Vous avez déjà visité la cathédrale de Metz ? Ses voûtes s’élèvent à la vertigineuse hauteur de quarante et un mètres. C’est impressionnant !
A Metz vous trouverez également la caserne qui abritait jusqu’à il y a peu, les locaux de nos collègues. Des bureaux perchés au troisième étage sans ascenseur et qu’il fallait vider lors de leur déménagement.
Six volées de marches d’environ trois mètres de haut chacune pour arriver dans quatre pièces remplies de mobilier dont nous devions nous débarrasser.
Quatre étages plus bas, dans une cave humide et insalubre, s’étaient accumulés des tonnes d’archives et de matériel hors d’usage ou obsolète.
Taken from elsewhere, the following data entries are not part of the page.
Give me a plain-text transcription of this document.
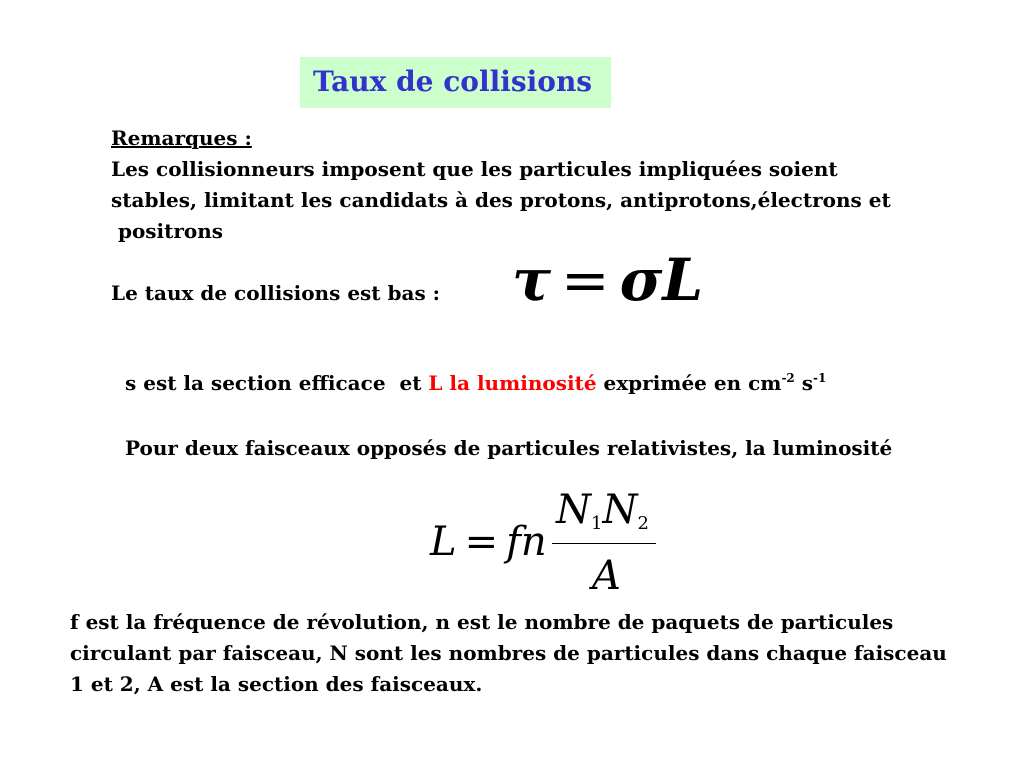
Taux de collisions
Remarques :
Les collisionneurs imposent que les particules impliquées soient
stables, limitant les candidats à des protons, antiprotons,électrons et
positrons
Le taux de collisions est bas : τ = σL
s est la section efficace  et L la luminosité exprimée en $cm^{-2}$ $s^{-1}$
Pour deux faisceaux opposés de particules relativistes, la luminosité
L = fn
$N_1N_2$
A
f est la fréquence de révolution, n est le nombre de paquets de particules
circulant par faisceau, N sont les nombres de particules dans chaque faisceau
1 et 2, A est la section des faisceaux.
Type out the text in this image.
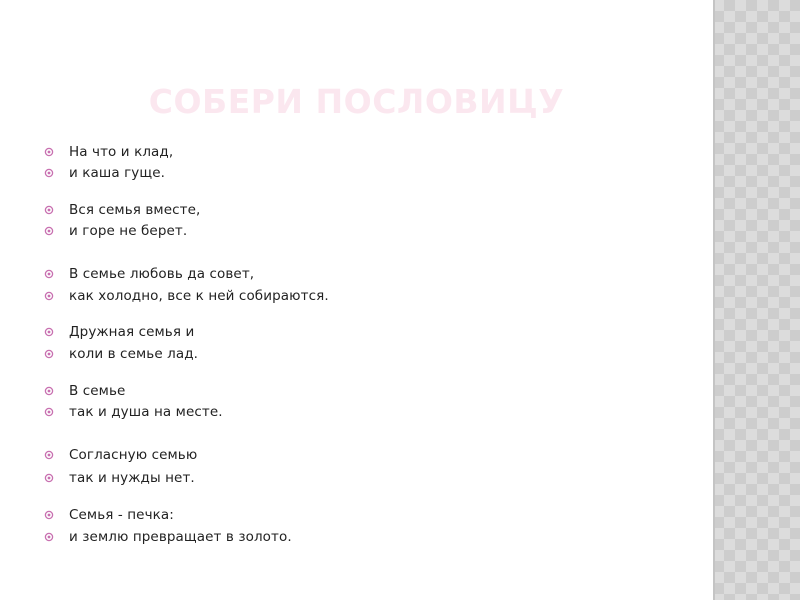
СОБЕРИ ПОСЛОВИЦУ
На что и клад,
и каша гуще.
Вся семья вместе,
и горе не берет.
В семье любовь да совет,
как холодно, все к ней собираются.
Дружная семья и
коли в семье лад.
В семье
так и душа на месте.
Согласную семью
так и нужды нет.
Семья - печка:
и землю превращает в золото.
Pour débarrasser les meubles, nous avions fait appel à une société spécialisée. Nous, nous devions ramener les archives administratives et le matériel informatique à Strasbourg. Alors nous étions partis à deux, pour deux jours, avec un utilitaire afin superviser le débarras et rapatrier ce qui devait l’être.
Ce que nous n’avions pas totalement anticipé, c’est ce que nous trouverions en arrivant.
Imaginez qu’une terrible et foudroyante épidémie, en une nuit, aie terrassé tous nos collègues.
Nous sommes arrivés dans des bureaux déserts qui avaient été laissés à l’abandon. Cadres aux murs, tiroirs remplis, placards débordant de classeurs, stock de papier toilette, produit vaisselle, éponges, gel hydroalcoolique, piles usagées ou pas, bics, crayons, tampon encreurs, corbeilles à papiers pleines, câbles informatiques, casques, micros, souris, lampes, rallonges…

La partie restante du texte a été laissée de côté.